What gives you joy as an entrepreneur?

The freedom I enjoy. I don’t take this for granted. Though, I show up to work every day, simply because I want to.

What was the negative experience of the early years of your starting your business?

When my parents were retiring to the East in 2010, I couldn’t afford to stay back in Lagos. I had to move to the village with them. I had to walk a long distance to get to the cyber café. I constantly had to deal with people, including friends and family members, who questioned what I was doing.
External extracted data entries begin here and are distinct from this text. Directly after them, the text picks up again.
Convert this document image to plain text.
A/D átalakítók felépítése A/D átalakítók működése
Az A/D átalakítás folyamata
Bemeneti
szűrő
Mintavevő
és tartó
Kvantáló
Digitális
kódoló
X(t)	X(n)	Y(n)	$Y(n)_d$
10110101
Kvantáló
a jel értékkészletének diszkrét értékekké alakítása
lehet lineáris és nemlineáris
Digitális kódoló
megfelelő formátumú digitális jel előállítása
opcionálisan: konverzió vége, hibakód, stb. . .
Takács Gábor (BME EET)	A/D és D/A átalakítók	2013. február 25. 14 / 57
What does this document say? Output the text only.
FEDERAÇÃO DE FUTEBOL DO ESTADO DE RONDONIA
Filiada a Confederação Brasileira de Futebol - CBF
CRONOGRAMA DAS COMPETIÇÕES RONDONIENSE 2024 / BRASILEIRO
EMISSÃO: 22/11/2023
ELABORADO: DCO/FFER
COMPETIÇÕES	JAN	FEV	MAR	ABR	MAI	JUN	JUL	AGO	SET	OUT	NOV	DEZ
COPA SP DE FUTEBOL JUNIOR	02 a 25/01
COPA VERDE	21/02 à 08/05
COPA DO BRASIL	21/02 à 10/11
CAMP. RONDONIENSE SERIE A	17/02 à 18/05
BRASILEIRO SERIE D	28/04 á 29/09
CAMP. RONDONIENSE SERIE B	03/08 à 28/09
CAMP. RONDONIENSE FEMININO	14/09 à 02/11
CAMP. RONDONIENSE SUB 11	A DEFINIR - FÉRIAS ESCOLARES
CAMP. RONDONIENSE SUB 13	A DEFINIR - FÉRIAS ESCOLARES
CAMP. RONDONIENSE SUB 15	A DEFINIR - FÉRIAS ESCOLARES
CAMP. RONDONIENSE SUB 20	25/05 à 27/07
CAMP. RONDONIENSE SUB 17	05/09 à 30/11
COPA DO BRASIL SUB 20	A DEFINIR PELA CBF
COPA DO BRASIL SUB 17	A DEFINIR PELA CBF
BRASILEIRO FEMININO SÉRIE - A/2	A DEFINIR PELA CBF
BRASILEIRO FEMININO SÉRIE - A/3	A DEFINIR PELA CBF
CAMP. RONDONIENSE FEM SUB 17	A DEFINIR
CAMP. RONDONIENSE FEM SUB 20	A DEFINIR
I wrote my first book with a Nokia 3230 phone because I didn’t have a laptop. I bought my first laptop with the first money I made from my website. Afterwards, I put my earning on hold so that it would stack up into something that could afford me to move back to Lagos. When I finally requested the payment from Google, it turned out that some unknown persons had hijacked my account and cleared the cheque. I had to start saving all over again. There were lots of discouraging times. But in all, I always believed that “this too will pass.”

What is your advice to the multitude of applicants waiting for white collar jobs?

Being unemployed is a choice. That is my belief. You are unemployed when you don’t have anything doing, right? If we are talking about underemployment, then that’s a different topic.

A friend of mine, who works with one of the most successful digital marketing agencies in Nigeria, simply approached them and offered to work for free for six months. He has been with them for close to two years and now earn a salary. The last time we spoke, he was planning on starting his own agency. Imagine if he was still waiting to get the perfect job.

To that person waiting for the white collar job, I’d say: Get your hands working on something, anything that affords you the opportunity to keep learning and growing, even if you are not paid at first. There are lots of information technology skills you can learn. Not everyone will own a business, I agree; but everyone must find something to do.

What is your background?

I am the seventh child in a family of eight children. Both my parents were traders. We attended primary school thanks to free education in Lagos State. I was the only one in the family that attended a boarding school. We grew up lacking money to afford most of the things we needed, but never lacking in hope and dreams. So we were never poor.

As a student, I was one of those pupils some students would want to sit close to during the exam. Everyone in my family thought I was going to become a medical doctor. I chose to study Petroleum Engineering because I wanted a profession that will help towards making my dream of financial independence by age 26 a reality. I am married and blessed with children.